When broadcast enciphering, administrative center should carry out safe physical package to user's individual key and encryption and decryption module, makes the user can not read the information of individual key.At this moment, the manager sends a broadcast encryption key to the broadcaster, sends the broadcasting decruption key to recipients.Recipient's broadcasting decruption key has nothing in common with each other, and because the recipient can not read personal key and decrypting process, they can't obtain the employed key of actual decrypted computing.Therefore, just can prevent that recipients from providing decryption method to other users.An encryption system like this is very suitable for the chargeable service of teletext or limited TV.

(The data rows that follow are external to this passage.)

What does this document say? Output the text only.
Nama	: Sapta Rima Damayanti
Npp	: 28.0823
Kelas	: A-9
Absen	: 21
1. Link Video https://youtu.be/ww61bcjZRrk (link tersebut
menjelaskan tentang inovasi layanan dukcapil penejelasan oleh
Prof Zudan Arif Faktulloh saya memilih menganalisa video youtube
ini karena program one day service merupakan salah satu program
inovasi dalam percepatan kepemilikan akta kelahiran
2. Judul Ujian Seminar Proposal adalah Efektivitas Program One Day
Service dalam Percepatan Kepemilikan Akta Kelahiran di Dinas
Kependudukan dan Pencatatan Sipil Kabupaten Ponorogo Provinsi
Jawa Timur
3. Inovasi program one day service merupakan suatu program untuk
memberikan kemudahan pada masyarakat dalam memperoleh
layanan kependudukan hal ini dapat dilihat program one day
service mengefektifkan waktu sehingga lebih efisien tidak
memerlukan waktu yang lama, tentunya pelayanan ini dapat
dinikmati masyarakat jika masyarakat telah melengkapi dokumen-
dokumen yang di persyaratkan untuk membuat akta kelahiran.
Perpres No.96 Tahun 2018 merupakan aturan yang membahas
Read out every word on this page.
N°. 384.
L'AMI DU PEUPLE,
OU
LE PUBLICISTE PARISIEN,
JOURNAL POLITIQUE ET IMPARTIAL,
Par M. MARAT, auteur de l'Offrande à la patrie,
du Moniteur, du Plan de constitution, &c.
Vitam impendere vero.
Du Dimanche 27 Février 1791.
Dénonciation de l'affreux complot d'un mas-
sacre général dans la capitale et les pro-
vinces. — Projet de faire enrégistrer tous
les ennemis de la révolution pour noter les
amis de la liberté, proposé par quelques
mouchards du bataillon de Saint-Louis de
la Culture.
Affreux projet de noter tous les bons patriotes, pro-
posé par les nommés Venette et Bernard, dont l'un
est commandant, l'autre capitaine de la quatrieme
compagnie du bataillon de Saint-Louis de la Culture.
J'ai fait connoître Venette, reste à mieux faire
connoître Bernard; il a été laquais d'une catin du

If encrypting messages is encrypted the message that can not obtain deciphering once more, we can encapsulate process shown in the figure four with hardware.If our encapsulation is enough firmly so that can't read any data from this module, and the user can't learn his individual key (for example: finished the exchange of individual key before the user obtains this module) in the individual key exchange process, the user just can't obtain encryption key and decruption key so, thereby just can't deny the encrypting messages that he sends, because other people can't generate this encrypting messages.
The present invention has various utility, with local area network (LAN) and teletext system concrete application of the present invention is described below.
In a local area network (LAN), have an administrative center and some users.The user obtains individual key and is kept at an inside from administrative center to have the chip of defencive function, the enciphering and deciphering algorithm that also has the user in this chip that is saved simultaneously.For the both sides of every pair of requirement and licensed communication, administrative center generates and sends transmission security key for them.Because the generation of decruption key needs recipient's individual key, therefore, the assailant can't obtain cleartext information by the eavesdropping means.The manager can control one-way communication.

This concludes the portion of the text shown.